Dort ist es bis heute. Darauf ist zu lesen: »Wir sind die Jugend des Hochverrats! Wir sterben nicht für ihre Kriege!« Das hört man eher selten von Hamas-Anhängern …

Da wir auf der Gedenkdemonstration für Rosa Luxemburg und Karl Liebknecht waren, ist klar, wer gemeint ist. Liebknecht wurde als Hochverräter ins Gefängnis gesteckt, weil er öffentlich gegen die Kriegskredite im Reichstag geredet hatte und verurteilt worden war. Der rote Keil ist auch kein gleichseitiges Dreieck, wie es die Hamas verwendet. Jedem sollte klar sein: Auf dem Banner wird Kriegsgerät zerstört. Auch die Parole ist klare Antikriegsrhetorik!

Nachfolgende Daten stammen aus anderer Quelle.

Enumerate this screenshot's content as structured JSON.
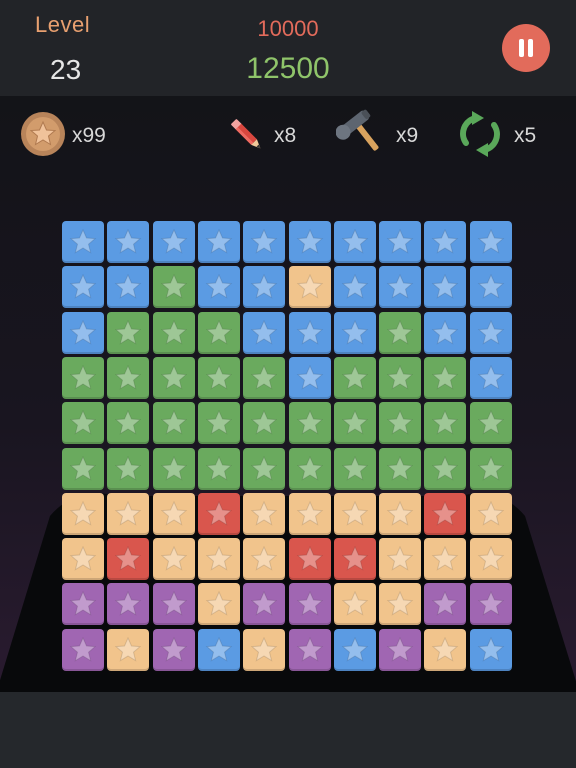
{
  "header": {
    "level_label": "Level",
    "level_value": "23",
    "target_score": "10000",
    "current_score": "12500",
    "pause_icon": "pause-icon"
  },
  "powerups": [
    {
      "name": "coin",
      "icon": "coin-star-icon",
      "count": "x99"
    },
    {
      "name": "pencil",
      "icon": "pencil-icon",
      "count": "x8"
    },
    {
      "name": "hammer",
      "icon": "hammer-icon",
      "count": "x9"
    },
    {
      "name": "shuffle",
      "icon": "refresh-arrows-icon",
      "count": "x5"
    }
  ],
  "colors": {
    "B": "#5b9be3",
    "G": "#6aaa5e",
    "Y": "#f1c48c",
    "R": "#d9564d",
    "P": "#a066b2"
  },
  "grid": [
    [
      "B",
      "B",
      "B",
      "B",
      "B",
      "B",
      "B",
      "B",
      "B",
      "B"
    ],
    [
      "B",
      "B",
      "G",
      "B",
      "B",
      "Y",
      "B",
      "B",
      "B",
      "B"
    ],
    [
      "B",
      "G",
      "G",
      "G",
      "B",
      "B",
      "B",
      "G",
      "B",
      "B"
    ],
    [
      "G",
      "G",
      "G",
      "G",
      "G",
      "B",
      "G",
      "G",
      "G",
      "B"
    ],
    [
      "G",
      "G",
      "G",
      "G",
      "G",
      "G",
      "G",
      "G",
      "G",
      "G"
    ],
    [
      "G",
      "G",
      "G",
      "G",
      "G",
      "G",
      "G",
      "G",
      "G",
      "G"
    ],
    [
      "Y",
      "Y",
      "Y",
      "R",
      "Y",
      "Y",
      "Y",
      "Y",
      "R",
      "Y"
    ],
    [
      "Y",
      "R",
      "Y",
      "Y",
      "Y",
      "R",
      "R",
      "Y",
      "Y",
      "Y"
    ],
    [
      "P",
      "P",
      "P",
      "Y",
      "P",
      "P",
      "Y",
      "Y",
      "P",
      "P"
    ],
    [
      "P",
      "Y",
      "P",
      "B",
      "Y",
      "P",
      "B",
      "P",
      "Y",
      "B"
    ]
  ]
}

Was hatte man Ihnen vorgeworfen?

Am 3. Juni kam die Mitteilung, dass gegen mich ein Ermittlungsverfahren eröffnet wurde wegen des Verwendens von Symbolen verfassungsfeindlicher und terroristischer Organisationen.

Wie haben Sie darauf reagiert?

Eine Woche später, am 10. Juni, habe ich darauf geantwortet und im Grunde noch mal erklärt, was auf dem Banner zu sehen ist, sowie deutlich geschrieben, dass ich kein Hamas-Symbol verwendet habe. Danach ist lange nichts passiert. Sozusagen aus Widerstand habe ich in meinem Onlineprofil mir noch ein rotes Dreieck vor meinen Namen gemacht. Ich bin schließlich auch Mitglied bei der VVN–BdA.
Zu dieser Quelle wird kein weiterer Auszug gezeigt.